Now, Ganesha was not called Wise for nothing. She knew the world was changing.
She walked north, to the edge of the Forest, where the trees thinned out, and she looked out over the plains: grassy, endless, stretching to the End of the World. When she was a calf, she remembered clearly, such a walk would have taken many more days.
And if Ganesha stepped out of the Forest, enduring the burning sun of that time, she could see where the Forest had once been. For the land was littered with fallen, rotten trunks and the remnants of roots, within which insects burrowed.
And Ganesha could smell the ice on the wind, see the scudding of clouds across the sky.
The Cycle teaches us of the great Changes that sweep over the world — Changes that come, not in a year or two or ten, not even in the span of a mammoth’s lifetime, but with the passing of the Great-Years.
And that is how Ganesha knew about the great Cold that was sweeping down from out of the north, and how she knew that the Forest was shrinking back to the south, just as the tide recedes from the shore.
Ganesha was concerned for her Family.
She consulted the Cycle — which, even in those days, was already ancient and rich — but she found no lesson to help her.

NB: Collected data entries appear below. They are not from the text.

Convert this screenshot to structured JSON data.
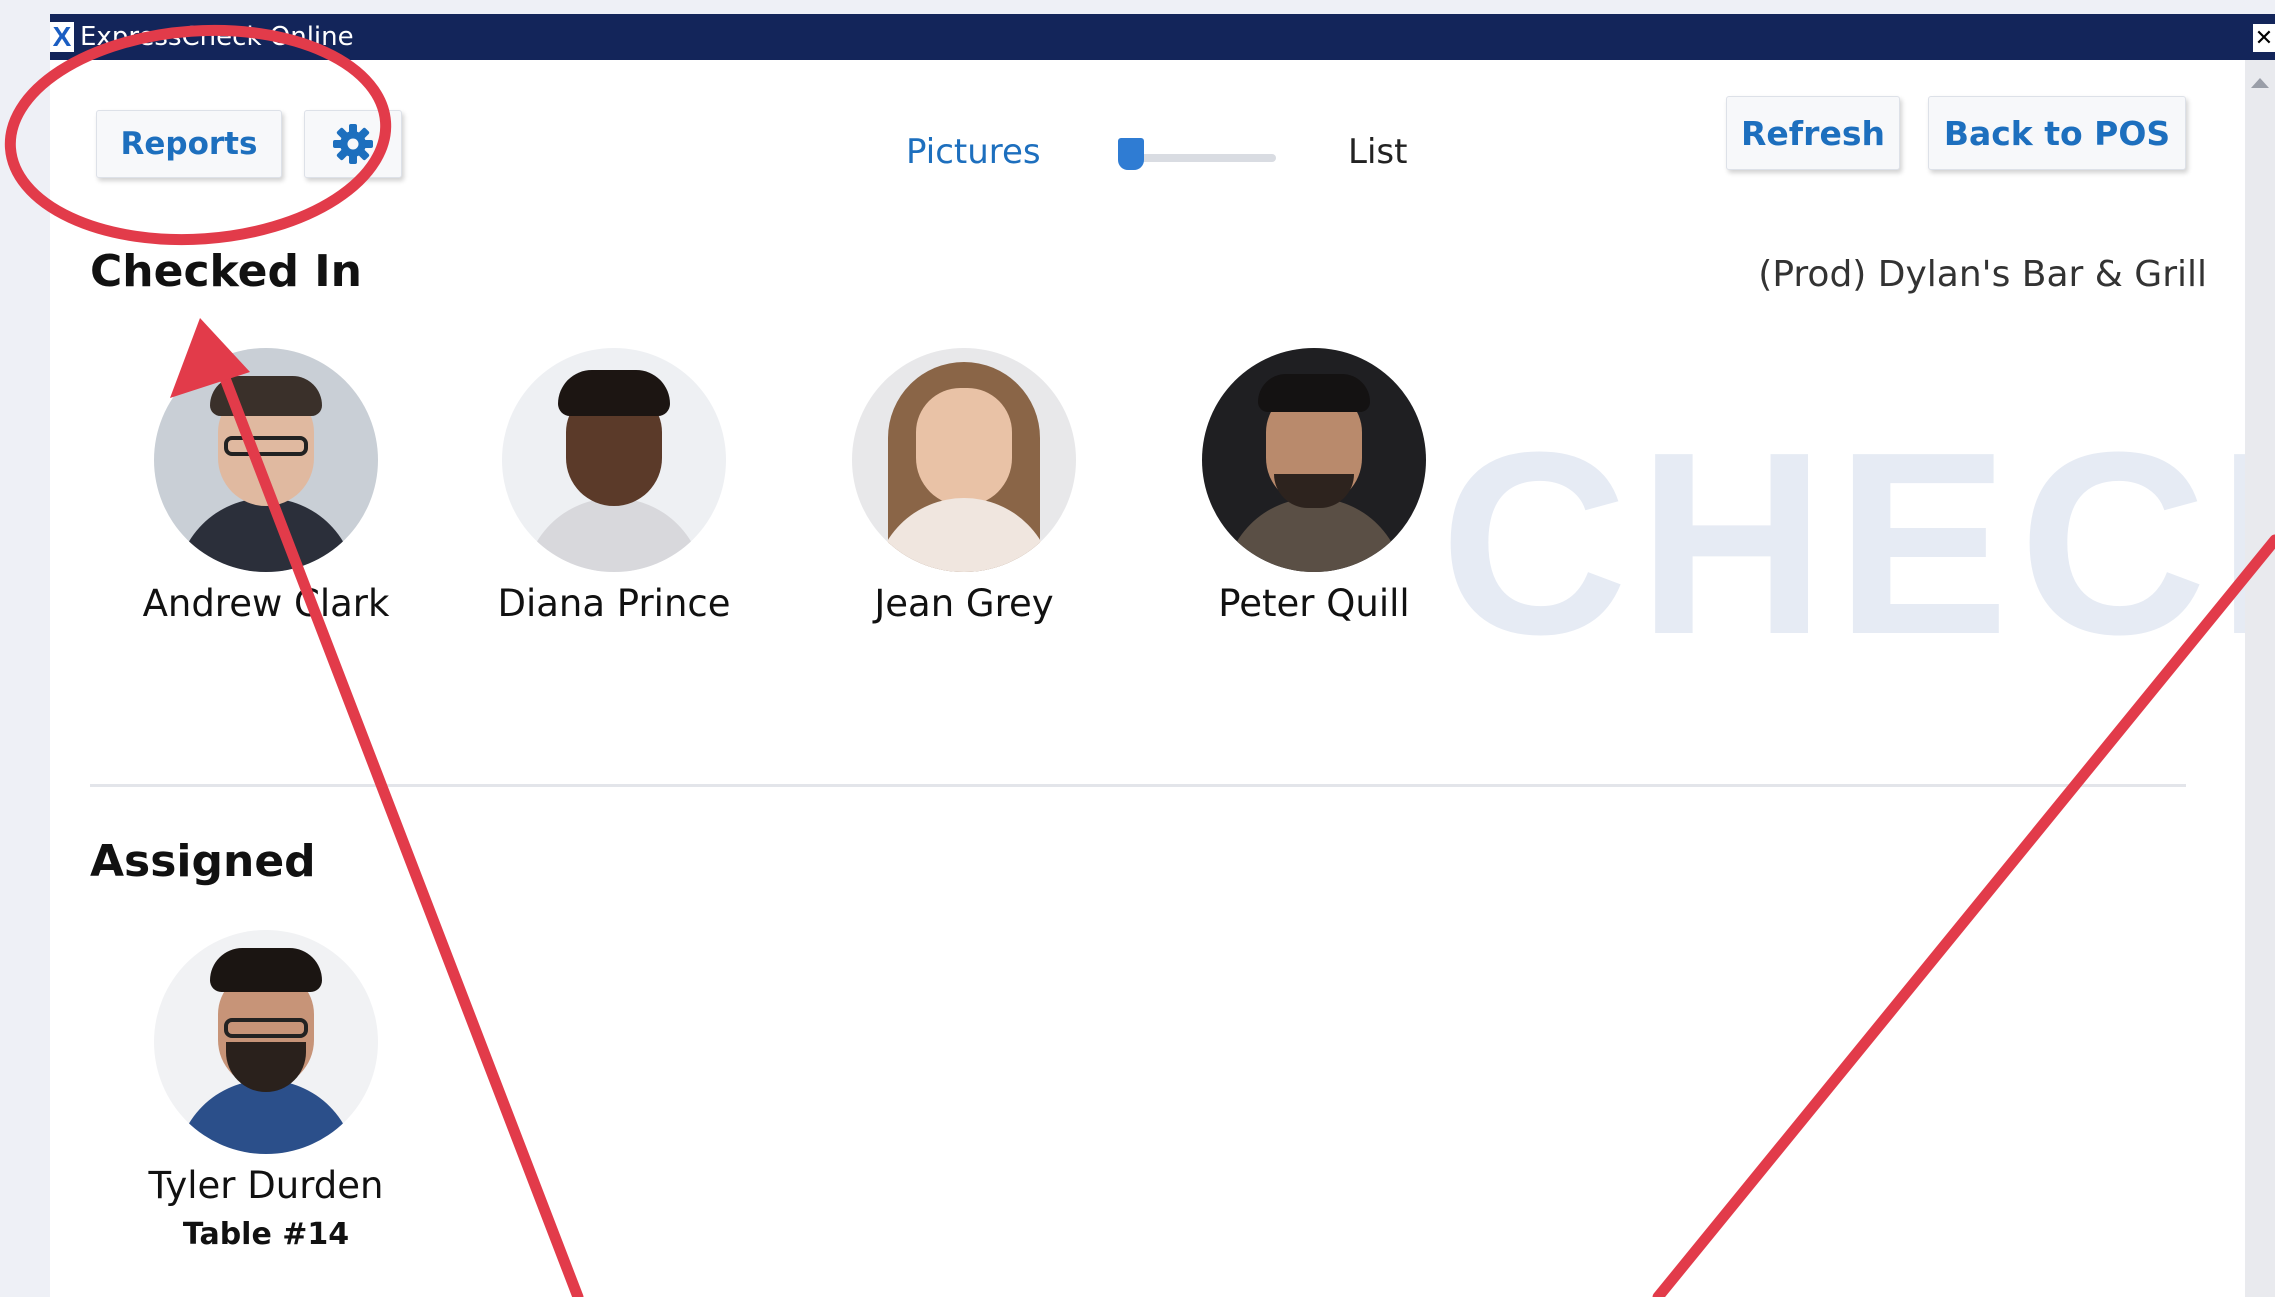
{
  "window": {
    "title": "ExpressCheck Online",
    "app_icon": "X",
    "close_icon": "✕"
  },
  "toolbar": {
    "reports_label": "Reports",
    "settings_icon": "gear-icon",
    "view_toggle": {
      "left_label": "Pictures",
      "right_label": "List",
      "selected": "Pictures"
    },
    "refresh_label": "Refresh",
    "back_label": "Back to POS"
  },
  "location": "(Prod) Dylan's Bar & Grill",
  "watermark": "CHECK",
  "checked_in": {
    "title": "Checked In",
    "people": [
      {
        "name": "Andrew Clark"
      },
      {
        "name": "Diana Prince"
      },
      {
        "name": "Jean Grey"
      },
      {
        "name": "Peter Quill"
      }
    ]
  },
  "assigned": {
    "title": "Assigned",
    "people": [
      {
        "name": "Tyler Durden",
        "table": "Table #14"
      }
    ]
  },
  "colors": {
    "accent": "#1d6fbe",
    "titlebar": "#13255a",
    "annotation": "#e23b4a"
  }
}
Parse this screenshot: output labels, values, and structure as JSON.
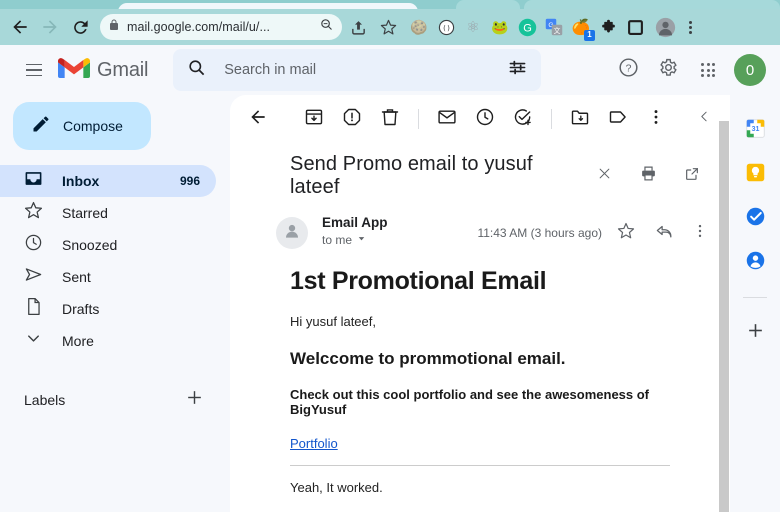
{
  "browser": {
    "back_icon": "back-arrow-icon",
    "forward_icon": "forward-arrow-icon",
    "reload_icon": "reload-icon",
    "lock_icon": "lock-icon",
    "url": "mail.google.com/mail/u/...",
    "zoom_icon": "zoom-out-icon",
    "share_icon": "share-icon",
    "bookmark_icon": "star-icon",
    "extensions": [
      {
        "name": "extension-cookie",
        "glyph": "🍪"
      },
      {
        "name": "extension-bracket",
        "glyph": "()"
      },
      {
        "name": "extension-react",
        "glyph": "⚛"
      },
      {
        "name": "extension-frog",
        "glyph": "🐸"
      },
      {
        "name": "extension-grammarly",
        "glyph": "G"
      },
      {
        "name": "extension-google-translate",
        "glyph": "G文"
      },
      {
        "name": "extension-orange",
        "glyph": "🍊",
        "badge": "1"
      },
      {
        "name": "extension-puzzle",
        "glyph": "🧩"
      },
      {
        "name": "extension-square",
        "glyph": "◻"
      }
    ],
    "profile_icon": "profile-avatar-icon",
    "menu_icon": "chrome-menu-icon"
  },
  "header": {
    "menu_icon": "hamburger-menu-icon",
    "logo_icon": "gmail-logo-icon",
    "logo_text": "Gmail",
    "search": {
      "icon": "search-icon",
      "placeholder": "Search in mail",
      "value": "",
      "options_icon": "search-options-icon"
    },
    "support_icon": "help-icon",
    "settings_icon": "gear-icon",
    "apps_icon": "google-apps-grid-icon",
    "avatar_letter": "0",
    "avatar_color": "#57a05a"
  },
  "sidebar": {
    "compose": {
      "label": "Compose",
      "icon": "pencil-icon",
      "bg": "#c2e7ff"
    },
    "items": [
      {
        "label": "Inbox",
        "icon": "inbox-icon",
        "count": "996",
        "active": true
      },
      {
        "label": "Starred",
        "icon": "star-icon",
        "count": "",
        "active": false
      },
      {
        "label": "Snoozed",
        "icon": "clock-icon",
        "count": "",
        "active": false
      },
      {
        "label": "Sent",
        "icon": "send-icon",
        "count": "",
        "active": false
      },
      {
        "label": "Drafts",
        "icon": "draft-icon",
        "count": "",
        "active": false
      },
      {
        "label": "More",
        "icon": "chevron-down-icon",
        "count": "",
        "active": false
      }
    ],
    "labels_title": "Labels",
    "labels_add_icon": "plus-icon"
  },
  "mail_toolbar": {
    "buttons": [
      {
        "name": "back-to-inbox-button",
        "icon": "back-arrow-icon"
      },
      {
        "name": "archive-button",
        "icon": "archive-icon"
      },
      {
        "name": "report-spam-button",
        "icon": "report-spam-icon"
      },
      {
        "name": "delete-button",
        "icon": "trash-icon"
      },
      {
        "name": "mark-unread-button",
        "icon": "envelope-icon"
      },
      {
        "name": "snooze-button",
        "icon": "clock-icon"
      },
      {
        "name": "add-to-tasks-button",
        "icon": "add-task-icon"
      },
      {
        "name": "move-to-button",
        "icon": "move-to-folder-icon"
      },
      {
        "name": "labels-button",
        "icon": "label-tag-icon"
      },
      {
        "name": "more-options-button",
        "icon": "more-vertical-icon"
      }
    ],
    "collapse_icon": "chevron-left-icon"
  },
  "message": {
    "subject": "Send Promo email to yusuf lateef",
    "subject_actions": [
      {
        "name": "collapse-all-button",
        "icon": "collapse-icon"
      },
      {
        "name": "print-button",
        "icon": "printer-icon"
      },
      {
        "name": "open-in-new-window-button",
        "icon": "open-in-new-icon"
      }
    ],
    "sender_avatar_icon": "person-avatar-icon",
    "sender_name": "Email App",
    "recipient": "to me",
    "recipient_caret_icon": "chevron-down-icon",
    "timestamp": "11:43 AM (3 hours ago)",
    "star_icon": "star-icon",
    "reply_icon": "reply-icon",
    "more_icon": "more-vertical-icon",
    "body": {
      "heading": "1st Promotional Email",
      "greeting": "Hi yusuf lateef,",
      "subheading": "Welccome to prommotional email.",
      "paragraph": "Check out this cool portfolio and see the awesomeness of BigYusuf",
      "link_text": "Portfolio",
      "closing": "Yeah, It worked."
    }
  },
  "side_panel": {
    "items": [
      {
        "name": "google-calendar-icon",
        "label": "31"
      },
      {
        "name": "google-keep-icon",
        "label": ""
      },
      {
        "name": "google-tasks-icon",
        "label": ""
      },
      {
        "name": "google-contacts-icon",
        "label": ""
      }
    ],
    "add_on_icon": "plus-icon"
  }
}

However, Ganesha was Wise. As she looked into the great emptiness that was opening up in the north, Ganesha understood that a great opportunity awaited her calves.
But to take that opportunity she would have to step beyond the Cycle.

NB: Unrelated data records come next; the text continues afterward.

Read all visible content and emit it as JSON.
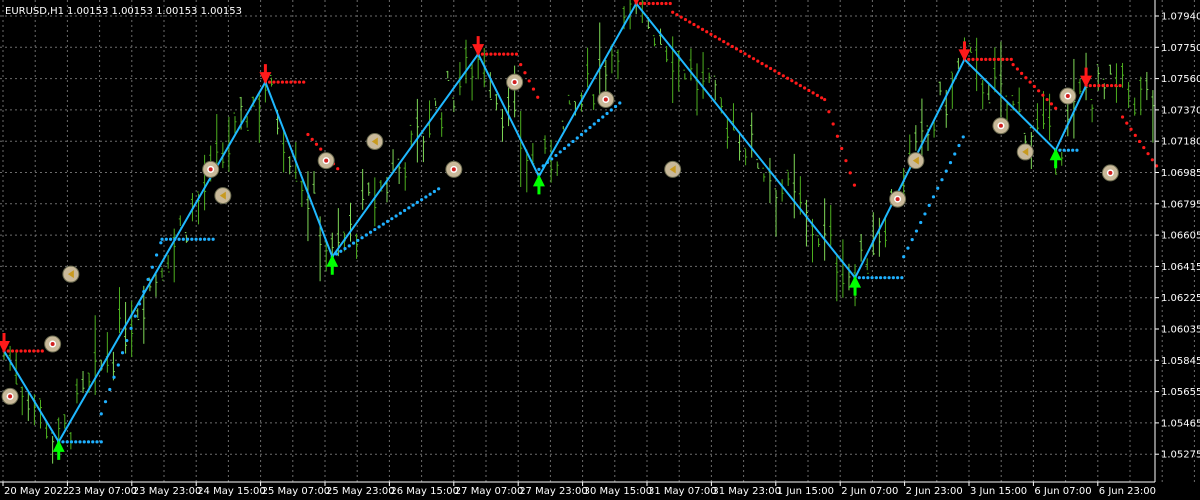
{
  "header": {
    "symbol_timeframe": "EURUSD,H1",
    "ohlc": "1.00153 1.00153 1.00153 1.00153"
  },
  "colors": {
    "background": "#000000",
    "grid": "#6c6c6c",
    "candle": "#4caf1f",
    "candle_light": "#7ed957",
    "zigzag": "#1fb8ff",
    "support_dots": "#1fb0ff",
    "resistance_dots": "#ff1a1a",
    "up_arrow": "#00ff00",
    "down_arrow": "#ff1a1a",
    "circle_marker": "#c9b99a"
  },
  "chart_data": {
    "type": "line",
    "title": "EURUSD,H1",
    "y_axis_labels": [
      "1.07940",
      "1.07750",
      "1.07560",
      "1.07370",
      "1.07180",
      "1.06985",
      "1.06795",
      "1.06605",
      "1.06415",
      "1.06225",
      "1.06035",
      "1.05845",
      "1.05655",
      "1.05465",
      "1.05275"
    ],
    "x_axis_labels": [
      "20 May 2022",
      "23 May 07:00",
      "23 May 23:00",
      "24 May 15:00",
      "25 May 07:00",
      "25 May 23:00",
      "26 May 15:00",
      "27 May 07:00",
      "27 May 23:00",
      "30 May 15:00",
      "31 May 07:00",
      "31 May 23:00",
      "1 Jun 15:00",
      "2 Jun 07:00",
      "2 Jun 23:00",
      "3 Jun 15:00",
      "6 Jun 07:00",
      "6 Jun 23:00"
    ],
    "ylim": [
      1.0521,
      1.0797
    ],
    "series": [
      {
        "role": "zigzag",
        "points": [
          {
            "bar": 0,
            "price": 1.0596
          },
          {
            "bar": 9,
            "price": 1.0544
          },
          {
            "bar": 43,
            "price": 1.075
          },
          {
            "bar": 54,
            "price": 1.065
          },
          {
            "bar": 78,
            "price": 1.0766
          },
          {
            "bar": 88,
            "price": 1.0696
          },
          {
            "bar": 104,
            "price": 1.0795
          },
          {
            "bar": 140,
            "price": 1.0638
          },
          {
            "bar": 158,
            "price": 1.0763
          },
          {
            "bar": 173,
            "price": 1.0711
          },
          {
            "bar": 178,
            "price": 1.0748
          }
        ]
      }
    ]
  }
}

Ganesha called her calves to her.
"The Forest is dying," she said.
Prima, squat and solid, said, "But the Forest sustains us. What must we do?"
Meridi, tall and beautiful, scoffed at her mother. "All you have seen is a few dead trees. You are an old fool!"

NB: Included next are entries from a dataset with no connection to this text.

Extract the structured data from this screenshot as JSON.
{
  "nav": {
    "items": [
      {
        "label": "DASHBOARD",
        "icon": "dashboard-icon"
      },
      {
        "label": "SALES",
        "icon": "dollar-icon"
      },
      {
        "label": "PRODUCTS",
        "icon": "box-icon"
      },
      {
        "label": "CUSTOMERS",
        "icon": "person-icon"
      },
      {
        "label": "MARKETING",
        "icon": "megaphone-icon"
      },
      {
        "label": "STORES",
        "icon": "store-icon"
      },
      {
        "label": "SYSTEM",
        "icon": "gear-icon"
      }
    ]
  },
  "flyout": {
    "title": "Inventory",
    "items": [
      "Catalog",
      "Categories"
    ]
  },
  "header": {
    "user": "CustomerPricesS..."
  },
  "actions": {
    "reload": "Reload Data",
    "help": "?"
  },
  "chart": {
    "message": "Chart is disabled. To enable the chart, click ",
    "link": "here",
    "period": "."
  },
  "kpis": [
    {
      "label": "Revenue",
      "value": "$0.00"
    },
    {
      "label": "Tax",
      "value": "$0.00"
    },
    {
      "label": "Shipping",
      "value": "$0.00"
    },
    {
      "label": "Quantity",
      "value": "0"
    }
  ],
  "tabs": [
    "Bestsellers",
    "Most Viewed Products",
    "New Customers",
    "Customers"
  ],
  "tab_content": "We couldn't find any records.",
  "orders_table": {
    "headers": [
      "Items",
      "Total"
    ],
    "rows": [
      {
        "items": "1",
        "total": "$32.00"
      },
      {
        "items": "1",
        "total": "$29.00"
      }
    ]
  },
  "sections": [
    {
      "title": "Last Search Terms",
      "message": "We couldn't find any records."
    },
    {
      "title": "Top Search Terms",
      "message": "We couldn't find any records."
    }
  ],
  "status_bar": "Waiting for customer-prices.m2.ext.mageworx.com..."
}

Ganesha bore this disrespect with tolerance.
"This is what we must do," she said. "As the Forest dies back, a new land is revealed. There are no trees, but there are grasses and bushes and other things to eat. And it stretches beyond the horizon — all the way to the End of the World.
"This land is called a Tundra. And, because it is new, the Tundra is empty. You will learn to live on the Tundra, to endure the coming Cold.
"It will not be easy," she said to them. "You are creatures of the Forest; to become creatures of the Tundra will be arduous and painful. But if you endure this pain your calves, and their calves, will in time cover the Tundra with great Clans, greater than any the world has seen."
Prima lowered her trunk soberly. "Matriarch," she said, "show me what to do."
But Meridi scoffed once more. "You are an old fool, Ganesha. None of this is in the Cycle. Soon I will be Matriarch, and there will be none of this talk of the Tundra!" And she refused to have anything to do with Ganesha’s instruction.
Ganesha was saddened by this, but she said nothing.
Now (said Silverhair), to ready Prima for the Tundra took Ganesha three summers.
In the first summer, she changed Prima’s skin. She bit away at Prima’s great ears, reducing them to small, round flaps of skin. And she nibbled at Prima’s tail, making it shorter and stubbier than her sister’s, and she tugged at the skin above Prima’s backside so that a flap came down over her anus.
Prima endured the pain of all this with strong silence, for she accepted her mother’s wisdom. All these changes would help her skin trap the heat of her body. And so they were good.
But Meridi mocked her sister. "You are already ugly, little Prima. Now you let Ganesha make you more so!" And Meridi tugged at Prima’s distorted ears, making them bleed once more.
In the second year, Ganesha made Prima fat. She gathered the richest and most luscious leaves and grass in the Forest, and crammed them into Prima’s mouth.